Alkaline sphingomyelinase (NPP7) in hepatobiliary diseases: A field that needs to be closely studied

Abstract

Alkaline sphingomyelinase cleaves phosphocholine from sphingomyelin, platelet-activating factor, lysophosphatidylcholine, and less effectively phosphatidylcholine. The enzyme shares no structure similarities with acid or neutral sphingomyelinase but belongs to ecto-nucleotide pyrophosphatase/phosphodiesterase (NPP) family and therefore is also called NPP7 nowadays. The enzyme is expressed in the intestinal mucosa in many species and additionally in human liver. The enzyme in the intestinal tract has been extensively studied but not that in human liver. Studies on intestinal alkaline sphingomyelinase show that it inhibits colonic tumorigenesis and inflammation, hydrolyses dietary sphingomyelin, and stimulates cholesterol absorption. The review aims to summarize the current knowledge on liver alkaline sphingomyelinase in human and strengthen the necessity for close study on this unique human enzyme in hepatobiliary diseases.

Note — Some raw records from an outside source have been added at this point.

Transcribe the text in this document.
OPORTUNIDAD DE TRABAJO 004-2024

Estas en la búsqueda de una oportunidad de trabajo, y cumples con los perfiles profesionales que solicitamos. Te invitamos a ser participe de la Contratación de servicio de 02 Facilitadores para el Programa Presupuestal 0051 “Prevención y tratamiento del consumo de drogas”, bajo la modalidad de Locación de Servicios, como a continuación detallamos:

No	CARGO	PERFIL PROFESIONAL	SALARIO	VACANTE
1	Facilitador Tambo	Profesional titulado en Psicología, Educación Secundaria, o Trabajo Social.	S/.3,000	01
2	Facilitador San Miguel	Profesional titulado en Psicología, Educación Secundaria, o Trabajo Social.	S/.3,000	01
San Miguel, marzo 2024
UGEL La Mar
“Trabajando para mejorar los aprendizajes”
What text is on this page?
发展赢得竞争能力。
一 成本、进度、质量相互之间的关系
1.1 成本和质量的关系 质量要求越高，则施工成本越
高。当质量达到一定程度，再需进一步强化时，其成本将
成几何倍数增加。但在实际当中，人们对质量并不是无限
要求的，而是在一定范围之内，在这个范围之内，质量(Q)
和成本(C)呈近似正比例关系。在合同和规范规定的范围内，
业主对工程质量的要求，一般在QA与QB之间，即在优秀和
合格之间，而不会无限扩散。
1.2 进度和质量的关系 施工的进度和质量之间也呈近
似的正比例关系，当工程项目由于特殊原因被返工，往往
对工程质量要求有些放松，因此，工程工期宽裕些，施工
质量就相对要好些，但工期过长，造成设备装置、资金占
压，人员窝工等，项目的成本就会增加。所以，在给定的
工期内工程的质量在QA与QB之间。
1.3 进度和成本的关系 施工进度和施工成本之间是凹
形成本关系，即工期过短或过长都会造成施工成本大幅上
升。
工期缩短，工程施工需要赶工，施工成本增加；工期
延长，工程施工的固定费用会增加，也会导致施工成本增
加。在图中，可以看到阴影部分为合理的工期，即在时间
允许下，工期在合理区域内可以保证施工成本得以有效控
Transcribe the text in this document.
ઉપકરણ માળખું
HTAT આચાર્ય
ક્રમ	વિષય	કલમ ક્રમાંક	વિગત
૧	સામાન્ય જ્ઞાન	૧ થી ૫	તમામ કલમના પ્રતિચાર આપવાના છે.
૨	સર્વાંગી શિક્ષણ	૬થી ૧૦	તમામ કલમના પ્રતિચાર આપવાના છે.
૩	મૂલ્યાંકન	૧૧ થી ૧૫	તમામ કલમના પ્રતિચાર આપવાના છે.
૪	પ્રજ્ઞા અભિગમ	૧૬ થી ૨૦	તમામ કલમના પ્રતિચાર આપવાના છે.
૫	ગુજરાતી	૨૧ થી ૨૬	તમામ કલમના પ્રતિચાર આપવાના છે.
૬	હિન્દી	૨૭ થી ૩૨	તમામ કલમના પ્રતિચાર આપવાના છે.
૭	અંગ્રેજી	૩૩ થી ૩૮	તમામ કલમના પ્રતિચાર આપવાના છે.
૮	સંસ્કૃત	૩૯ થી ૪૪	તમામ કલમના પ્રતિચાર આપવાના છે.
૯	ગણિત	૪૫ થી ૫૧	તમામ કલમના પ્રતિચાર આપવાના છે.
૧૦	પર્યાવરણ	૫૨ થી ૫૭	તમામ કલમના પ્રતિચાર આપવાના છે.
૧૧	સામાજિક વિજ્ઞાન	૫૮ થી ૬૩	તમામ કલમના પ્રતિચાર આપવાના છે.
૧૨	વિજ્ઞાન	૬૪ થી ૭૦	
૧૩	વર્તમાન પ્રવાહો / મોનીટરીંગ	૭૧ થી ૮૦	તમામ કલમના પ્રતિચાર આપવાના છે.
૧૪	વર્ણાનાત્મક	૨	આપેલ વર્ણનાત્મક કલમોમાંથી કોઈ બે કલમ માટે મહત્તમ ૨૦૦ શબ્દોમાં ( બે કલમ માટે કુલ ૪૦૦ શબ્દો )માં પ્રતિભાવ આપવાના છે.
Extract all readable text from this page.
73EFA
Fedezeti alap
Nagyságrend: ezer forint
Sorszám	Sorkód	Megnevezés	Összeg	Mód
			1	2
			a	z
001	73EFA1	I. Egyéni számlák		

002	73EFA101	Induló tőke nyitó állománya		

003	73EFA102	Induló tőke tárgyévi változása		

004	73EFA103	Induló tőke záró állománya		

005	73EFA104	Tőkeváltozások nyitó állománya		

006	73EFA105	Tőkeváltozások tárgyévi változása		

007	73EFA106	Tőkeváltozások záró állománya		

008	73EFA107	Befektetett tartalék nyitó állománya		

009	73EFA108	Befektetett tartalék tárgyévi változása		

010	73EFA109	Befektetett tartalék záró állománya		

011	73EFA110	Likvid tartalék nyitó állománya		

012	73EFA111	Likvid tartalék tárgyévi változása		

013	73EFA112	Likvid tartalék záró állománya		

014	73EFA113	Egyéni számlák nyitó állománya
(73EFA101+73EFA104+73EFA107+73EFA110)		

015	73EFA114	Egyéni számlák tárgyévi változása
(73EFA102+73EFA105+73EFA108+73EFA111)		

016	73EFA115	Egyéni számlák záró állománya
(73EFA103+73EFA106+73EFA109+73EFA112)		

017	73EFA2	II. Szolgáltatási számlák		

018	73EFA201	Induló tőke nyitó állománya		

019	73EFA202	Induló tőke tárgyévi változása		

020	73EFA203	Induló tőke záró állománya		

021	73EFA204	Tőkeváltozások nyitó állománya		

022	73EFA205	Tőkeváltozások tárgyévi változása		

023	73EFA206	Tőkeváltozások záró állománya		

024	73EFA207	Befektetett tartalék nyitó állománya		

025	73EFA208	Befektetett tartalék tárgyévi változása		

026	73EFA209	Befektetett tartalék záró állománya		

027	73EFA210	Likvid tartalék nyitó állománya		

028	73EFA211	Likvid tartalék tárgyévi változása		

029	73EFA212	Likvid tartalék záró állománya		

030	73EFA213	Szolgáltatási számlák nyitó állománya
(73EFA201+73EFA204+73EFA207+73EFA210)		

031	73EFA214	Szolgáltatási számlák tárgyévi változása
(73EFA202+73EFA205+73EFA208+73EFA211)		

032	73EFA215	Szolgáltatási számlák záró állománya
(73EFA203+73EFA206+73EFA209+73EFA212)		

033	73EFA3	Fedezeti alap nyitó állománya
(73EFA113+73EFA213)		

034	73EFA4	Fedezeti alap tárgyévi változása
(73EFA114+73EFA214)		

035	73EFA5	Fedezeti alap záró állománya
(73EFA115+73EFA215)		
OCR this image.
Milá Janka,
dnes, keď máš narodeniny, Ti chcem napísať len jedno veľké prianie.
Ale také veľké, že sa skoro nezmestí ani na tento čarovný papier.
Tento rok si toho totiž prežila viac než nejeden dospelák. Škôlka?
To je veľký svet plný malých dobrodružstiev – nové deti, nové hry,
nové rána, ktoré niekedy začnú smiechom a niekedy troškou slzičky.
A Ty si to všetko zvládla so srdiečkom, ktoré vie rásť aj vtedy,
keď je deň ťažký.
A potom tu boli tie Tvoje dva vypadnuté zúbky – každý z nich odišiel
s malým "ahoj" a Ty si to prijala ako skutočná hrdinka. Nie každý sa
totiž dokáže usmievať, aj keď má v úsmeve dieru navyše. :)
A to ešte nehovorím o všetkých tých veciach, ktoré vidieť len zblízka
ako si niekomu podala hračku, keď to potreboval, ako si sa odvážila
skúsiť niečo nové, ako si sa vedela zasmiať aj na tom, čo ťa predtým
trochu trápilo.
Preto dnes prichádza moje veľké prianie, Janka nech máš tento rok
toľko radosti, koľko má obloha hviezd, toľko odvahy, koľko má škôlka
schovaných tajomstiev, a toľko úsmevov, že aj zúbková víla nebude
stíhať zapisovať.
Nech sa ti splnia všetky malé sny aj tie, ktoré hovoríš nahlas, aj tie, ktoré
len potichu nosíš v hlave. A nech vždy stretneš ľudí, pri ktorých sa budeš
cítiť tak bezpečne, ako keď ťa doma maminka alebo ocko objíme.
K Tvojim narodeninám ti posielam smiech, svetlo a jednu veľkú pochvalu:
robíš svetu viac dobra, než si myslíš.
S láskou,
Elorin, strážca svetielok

Keywords: Alkaline sphingomyelinase; Autotaxin; Cholangiocarcinoma; Gallstone; Liver diseases; Nucleotide pyrophosphatase/phosphodiesterase 7; Platelet-activating factor; Sphingomyelin.

Figure 1

Metabolism of sphingomyelin in the liver and potential implications of alk-SMase in liver diseases. Liver alk-SMase is localized on the hepatocyte canaliculi membrane. It hydrolyzes SM, PAF, and lyso-PC, resulting in increased ceramide (Cer) and decreased PAF and LPA, thus having anticancer and anti-inflammatory effects. Together with PC, cholesterol, and bile salts, SM is released in canaliculi and transported to gallbladder, where the interactions of these compounds affect gallstone formation. When the bile is delivered into the intestinal tract, bile salt will release additional alk-SMase from intestinal mucosa, and digest intestinal SM to ceramide and phosphocholine (Pch). Meanwhile, PC will be hydrolyzed by enzymes from pancreas and intestinal mucosa to choline compounds such as free choline, lyso-PC, and Pch. These choline compounds will be transported to liver where to be used for synthesis of PC. Pch moiety in PC can be transferred to ceramide to form SM by SM synthases. Part of the SM formed will be released into blood together with lipoproteins, part to bile, and part to be degraded by alk-SMase and acid SMase (ASMase) in the liver.